Libertarians have good reason to ask why governments should believe they are capable of directing people towards better choices. But behavioural economists say in their defence that the goal of a nudge policy is not to impose decisions on citizens, but to create an environment where better choices are more likely to be made. The metaphor of nudging is borrowed from Nudge: Improving Decisions About Health, Wealth and Happiness, by Richard Thaler and Cass Sunstein.
The question of whether policy based on behavioural economics is just another name for state paternalism—where governments pretend to know more than citizens—will continue to dog us. The larger criticism about whether behavioural economics has anything useful to tell policymakers has still not been adequately addressed.
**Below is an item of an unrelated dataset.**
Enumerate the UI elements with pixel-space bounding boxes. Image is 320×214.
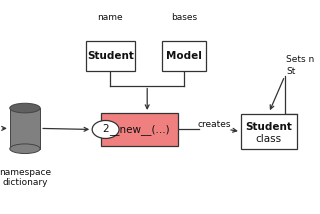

Can it be used to change behaviour in more important areas than the prevention of smoking or avoiding binge eating?
One critical policy question where the insights of behavioural economics can be applied relates to the current Indian debate on whether the government should provide cheap food or free cash to the poor. Those who argue in favour of food fear that the poor may misuse cash to buy alcohol or gamble it away. Banerjee and Esther Duflo have showed in their careful analysis of the economic lives of the poor that even families with very low incomes spend a disproportionate amount of money on items such as entertainment.
The Indian government would do well to invite behavioural economists to understand why the poor behave as they do, and whether it is possible to tweak conditional cash transfer schemes so that people are nudged into using their cash received from the government to buy food or healthcare rather than more immediate attractions. The policy debate would hopefully be enriched if some of this empirical research were put on the table. And some light would hopefully replace some of the excess heat in the ongoing battles about how to help the poor.